Ingredients:
- 2 lbs Beef Stew Meat (Chuck Roast preferred, cut into 1.5 inch cubes)
- 1/4 cup All-Purpose Flour
- 2 Tbsp Oil (Olive or Vegetable)
- 1 large Yellow Onion, diced
- 4 cloves Garlic, minced
- 1 cup Carrots, chopped
- 1/2 cup Celery, chopped
- 2 cups Russet Potatoes, large dice
- 3 cups Beef Broth (low sodium)
- 1 cup Red Wine (dry, such as Cabernet Sauvignon)
- 2 Tbsp Tomato Paste
- 2 tsp Salt
- 1 tsp Black Pepper
- 1 tsp Dried Thyme
- 2 Bay Leaves
- 1 Tbsp Worcestershire Sauce
- 1 tsp Brown Sugar
Instructions:
- In a shallow dish, combine flour, 1 tsp of salt, and pepper. Dredge the beef stew meat cubes until they are evenly coated. Shake off excess flour.
- Heat the oil in a large skillet over medium-high heat. Sear the dredged beef in batches (do not overcrowd the pan) until deeply browned and crusted on all sides, about 5 minutes per batch. Transfer the seared beef to the slow cooker insert.
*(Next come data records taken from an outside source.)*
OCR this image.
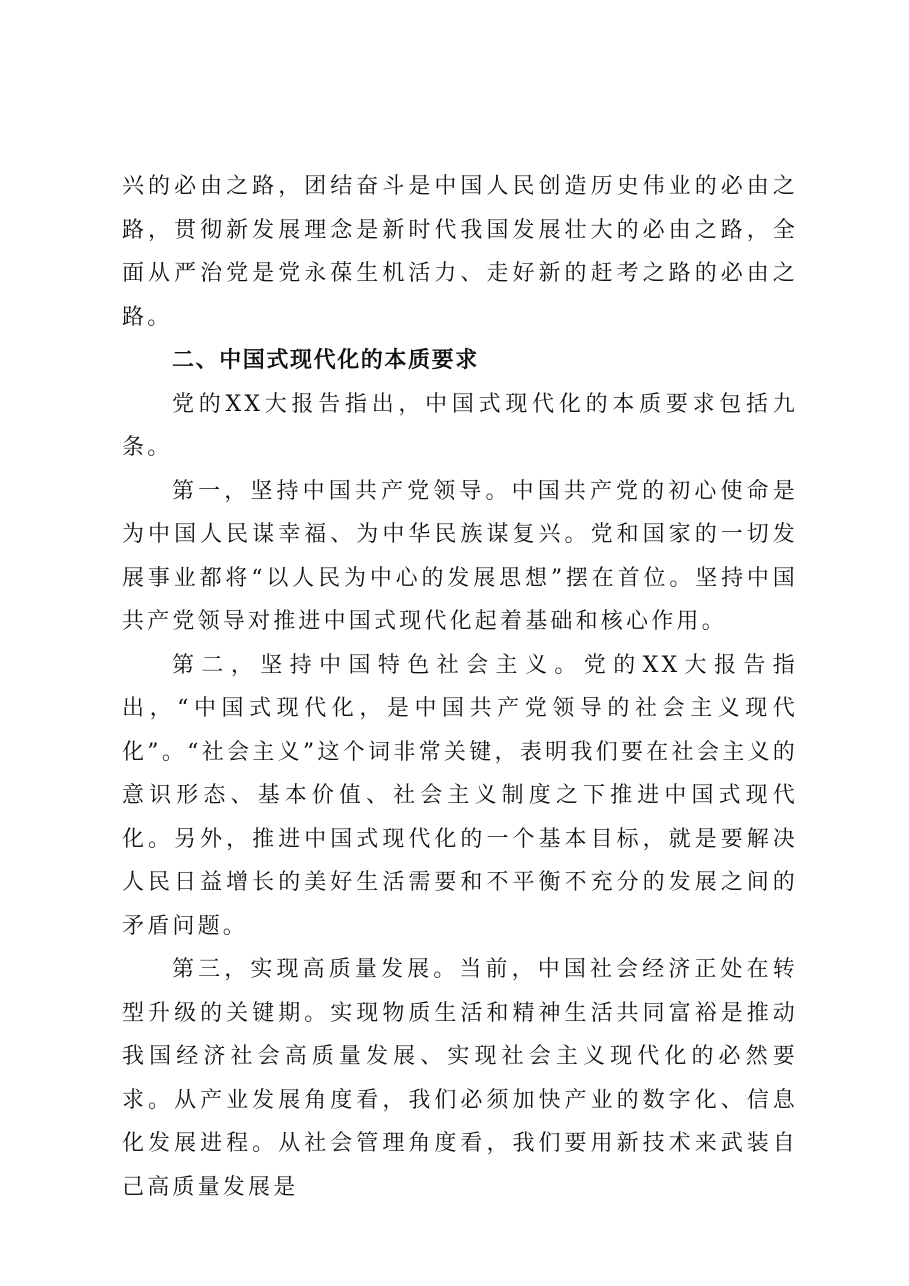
兴的必由之路，团结奋斗是中国人民创造历史伟业的必由之路，贯彻新发展理念是新时代我国发展壮大的必由之路，全面从严治党是党永葆生机活力、走好新的赶考之路的必由之路。

二、中国式现代化的本质要求

党的XX大报告指出，中国式现代化的本质要求包括九条。

第一，坚持中国共产党领导。中国共产党的初心使命是为中国人民谋幸福、为中华民族谋复兴。党和国家的一切发展事业都将“以人民为中心的发展思想”摆在首位。坚持中国共产党领导对推进中国式现代化起着基础和核心作用。

第二，坚持中国特色社会主义。党的XX大报告指出，“中国式现代化，是中国共产党领导的社会主义现代化”。“社会主义”这个词非常关键，表明我们要在社会主义的意识形态、基本价值、社会主义制度之下推进中国式现代化。另外，推进中国式现代化的一个基本目标，就是要解决人民日益增长的美好生活需要和不平衡不充分的发展之间的矛盾问题。

第三，实现高质量发展。当前，中国社会经济正处在转型升级的关键期。实现物质生活和精神生活共同富裕是推动我国经济社会高质量发展、实现社会主义现代化的必然要求。从产业发展角度看，我们必须加快产业的数字化、信息化发展进程。从社会管理角度看，我们要用新技术来武装自己高质量发展是
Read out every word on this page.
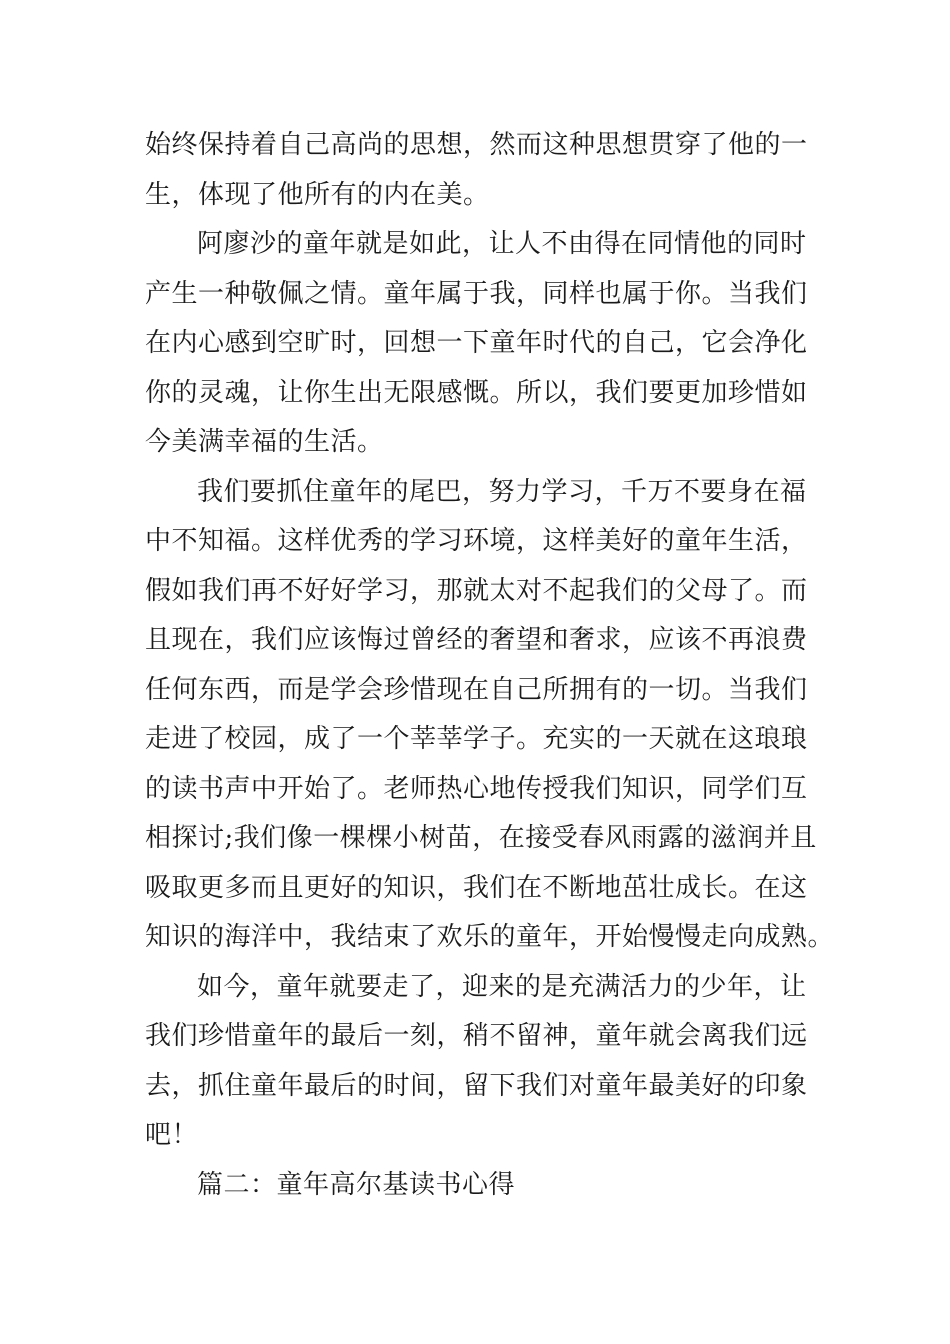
始终保持着自己高尚的思想，然而这种思想贯穿了他的一
生，体现了他所有的内在美。
阿廖沙的童年就是如此，让人不由得在同情他的同时
产生一种敬佩之情。童年属于我，同样也属于你。当我们
在内心感到空旷时，回想一下童年时代的自己，它会净化
你的灵魂，让你生出无限感慨。所以，我们要更加珍惜如
今美满幸福的生活。
我们要抓住童年的尾巴，努力学习，千万不要身在福
中不知福。这样优秀的学习环境，这样美好的童年生活，
假如我们再不好好学习，那就太对不起我们的父母了。而
且现在，我们应该悔过曾经的奢望和奢求，应该不再浪费
任何东西，而是学会珍惜现在自己所拥有的一切。当我们
走进了校园，成了一个莘莘学子。充实的一天就在这琅琅
的读书声中开始了。老师热心地传授我们知识，同学们互
相探讨;我们像一棵棵小树苗，在接受春风雨露的滋润并且
吸取更多而且更好的知识，我们在不断地茁壮成长。在这
知识的海洋中，我结束了欢乐的童年，开始慢慢走向成熟。
如今，童年就要走了，迎来的是充满活力的少年，让
我们珍惜童年的最后一刻，稍不留神，童年就会离我们远
去，抓住童年最后的时间，留下我们对童年最美好的印象
吧！
篇二：童年高尔基读书心得
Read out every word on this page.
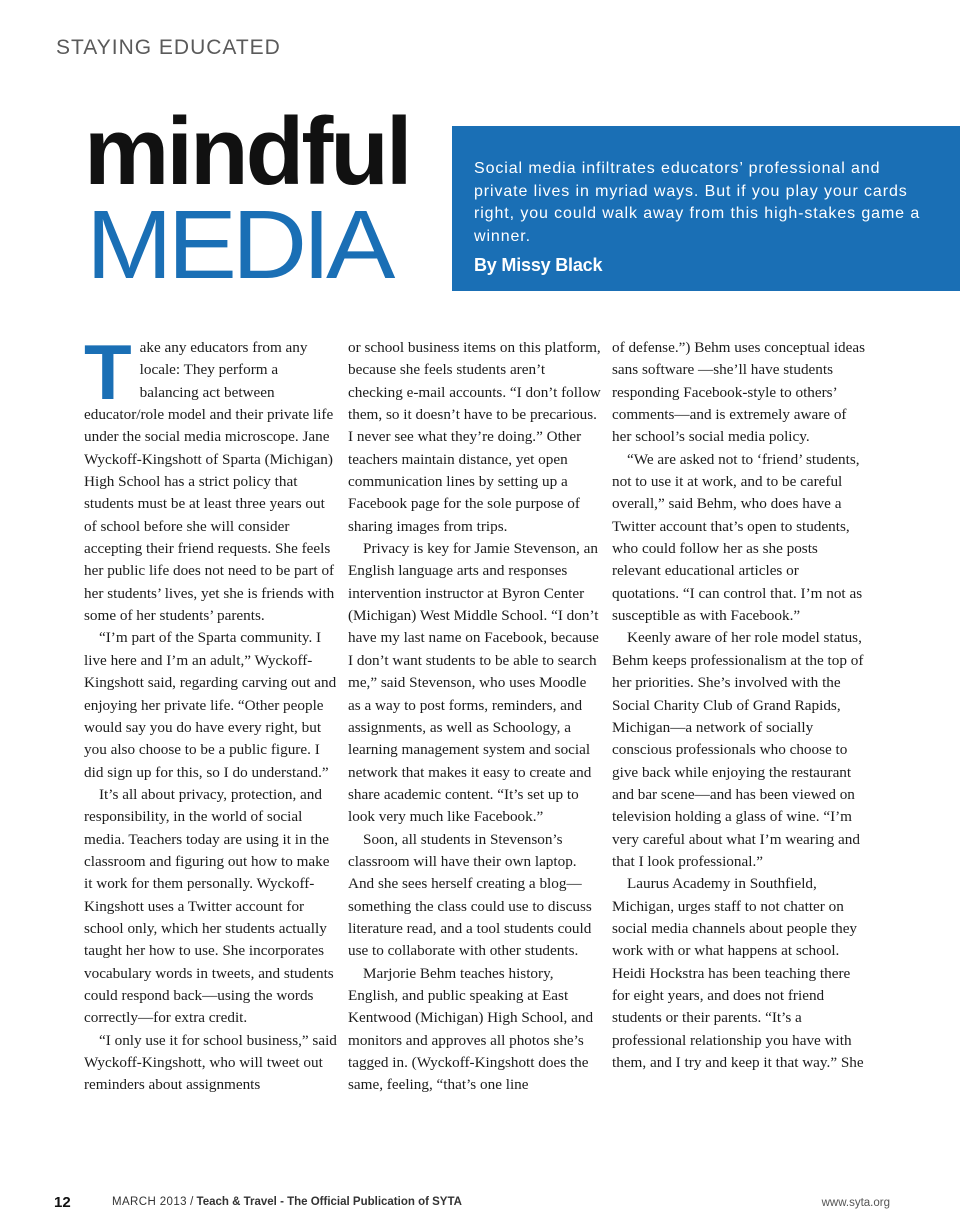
STAYING EDUCATED
mindful
MEDIA

Social media infiltrates educators’ professional and private lives in myriad ways. But if you play your cards right, you could walk away from this high-stakes game a winner.

By Missy Black

Take any educators from any locale: They perform a balancing act between educator/role model and their private life under the social media microscope. Jane Wyckoff-Kingshott of Sparta (Michigan) High School has a strict policy that students must be at least three years out of school before she will consider accepting their friend requests. She feels her public life does not need to be part of her students’ lives, yet she is friends with some of her students’ parents.

“I’m part of the Sparta community. I live here and I’m an adult,” Wyckoff-Kingshott said, regarding carving out and enjoying her private life. “Other people would say you do have every right, but you also choose to be a public figure. I did sign up for this, so I do understand.”

It’s all about privacy, protection, and responsibility, in the world of social media. Teachers today are using it in the classroom and figuring out how to make it work for them personally. Wyckoff-Kingshott uses a Twitter account for school only, which her students actually taught her how to use. She incorporates vocabulary words in tweets, and students could respond back—using the words correctly—for extra credit.

“I only use it for school business,” said Wyckoff-Kingshott, who will tweet out reminders about assignments

or school business items on this platform, because she feels students aren’t checking e-mail accounts. “I don’t follow them, so it doesn’t have to be precarious. I never see what they’re doing.” Other teachers maintain distance, yet open communication lines by setting up a Facebook page for the sole purpose of sharing images from trips.

Privacy is key for Jamie Stevenson, an English language arts and responses intervention instructor at Byron Center (Michigan) West Middle School. “I don’t have my last name on Facebook, because I don’t want students to be able to search me,” said Stevenson, who uses Moodle as a way to post forms, reminders, and assignments, as well as Schoology, a learning management system and social network that makes it easy to create and share academic content. “It’s set up to look very much like Facebook.”

Soon, all students in Stevenson’s classroom will have their own laptop. And she sees herself creating a blog—something the class could use to discuss literature read, and a tool students could use to collaborate with other students.

Marjorie Behm teaches history, English, and public speaking at East Kentwood (Michigan) High School, and monitors and approves all photos she’s tagged in. (Wyckoff-Kingshott does the same, feeling, “that’s one line

of defense.”) Behm uses conceptual ideas sans software —she’ll have students responding Facebook-style to others’ comments—and is extremely aware of her school’s social media policy.

“We are asked not to ‘friend’ students, not to use it at work, and to be careful overall,” said Behm, who does have a Twitter account that’s open to students, who could follow her as she posts relevant educational articles or quotations. “I can control that. I’m not as susceptible as with Facebook.”

Keenly aware of her role model status, Behm keeps professionalism at the top of her priorities. She’s involved with the Social Charity Club of Grand Rapids, Michigan—a network of socially conscious professionals who choose to give back while enjoying the restaurant and bar scene—and has been viewed on television holding a glass of wine. “I’m very careful about what I’m wearing and that I look professional.”

Laurus Academy in Southfield, Michigan, urges staff to not chatter on social media channels about people they work with or what happens at school. Heidi Hockstra has been teaching there for eight years, and does not friend students or their parents. “It’s a professional relationship you have with them, and I try and keep it that way.” She

12	MARCH 2013 / Teach & Travel - The Official Publication of SYTA	www.syta.org
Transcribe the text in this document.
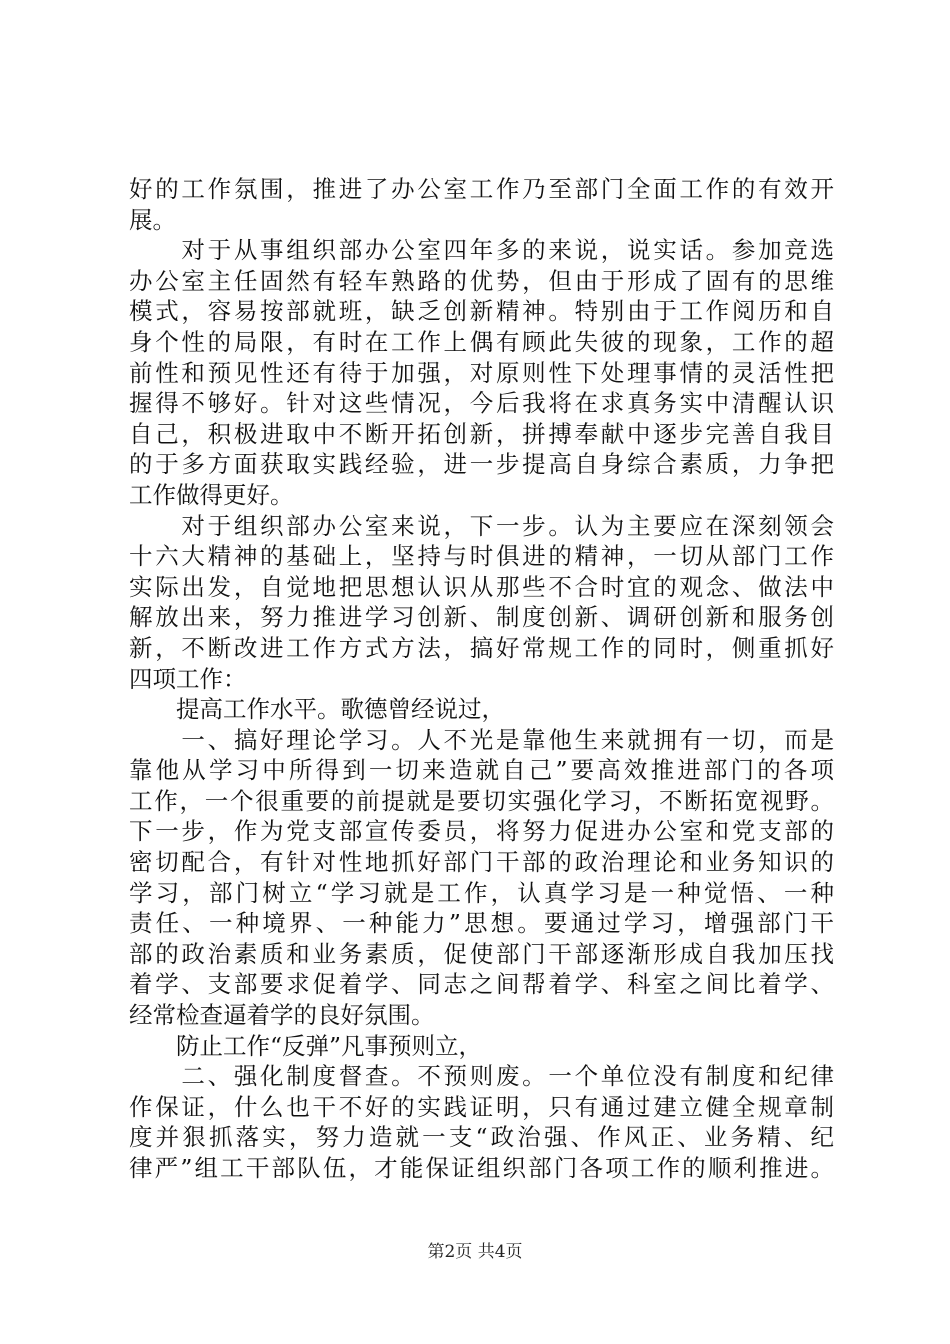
好的工作氛围，推进了办公室工作乃至部门全面工作的有效开
展。
　　对于从事组织部办公室四年多的来说，说实话。参加竞选
办公室主任固然有轻车熟路的优势，但由于形成了固有的思维
模式，容易按部就班，缺乏创新精神。特别由于工作阅历和自
身个性的局限，有时在工作上偶有顾此失彼的现象，工作的超
前性和预见性还有待于加强，对原则性下处理事情的灵活性把
握得不够好。针对这些情况，今后我将在求真务实中清醒认识
自己，积极进取中不断开拓创新，拼搏奉献中逐步完善自我目
的于多方面获取实践经验，进一步提高自身综合素质，力争把
工作做得更好。
　　对于组织部办公室来说，下一步。认为主要应在深刻领会
十六大精神的基础上，坚持与时俱进的精神，一切从部门工作
实际出发，自觉地把思想认识从那些不合时宜的观念、做法中
解放出来，努力推进学习创新、制度创新、调研创新和服务创
新，不断改进工作方式方法，搞好常规工作的同时，侧重抓好
四项工作：
　　提高工作水平。歌德曾经说过，
　　一、搞好理论学习。人不光是靠他生来就拥有一切，而是
靠他从学习中所得到一切来造就自己”要高效推进部门的各项
工作，一个很重要的前提就是要切实强化学习，不断拓宽视野。
下一步，作为党支部宣传委员，将努力促进办公室和党支部的
密切配合，有针对性地抓好部门干部的政治理论和业务知识的
学习，部门树立“学习就是工作，认真学习是一种觉悟、一种
责任、一种境界、一种能力”思想。要通过学习，增强部门干
部的政治素质和业务素质，促使部门干部逐渐形成自我加压找
着学、支部要求促着学、同志之间帮着学、科室之间比着学、
经常检查逼着学的良好氛围。
　　防止工作“反弹”凡事预则立，
　　二、强化制度督查。不预则废。一个单位没有制度和纪律
作保证，什么也干不好的实践证明，只有通过建立健全规章制
度并狠抓落实，努力造就一支“政治强、作风正、业务精、纪
律严”组工干部队伍，才能保证组织部门各项工作的顺利推进。
第2页 共4页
- Add the diced onion, minced garlic, chopped carrots, celery, and diced potatoes into the slow cooker over the beef.
- Pour in the beef broth and red wine. Add the tomato paste, Worcestershire sauce, brown sugar, remaining salt, dried thyme, and bay leaves.
- Stir the ingredients gently until the tomato paste is dissolved and everything is combined.
- Cover and cook on Low for 8 to 10 hours, or until the beef is shatter-tender and the broth has thickened to a velvety consistency. Remove and discard the bay leaves before serving.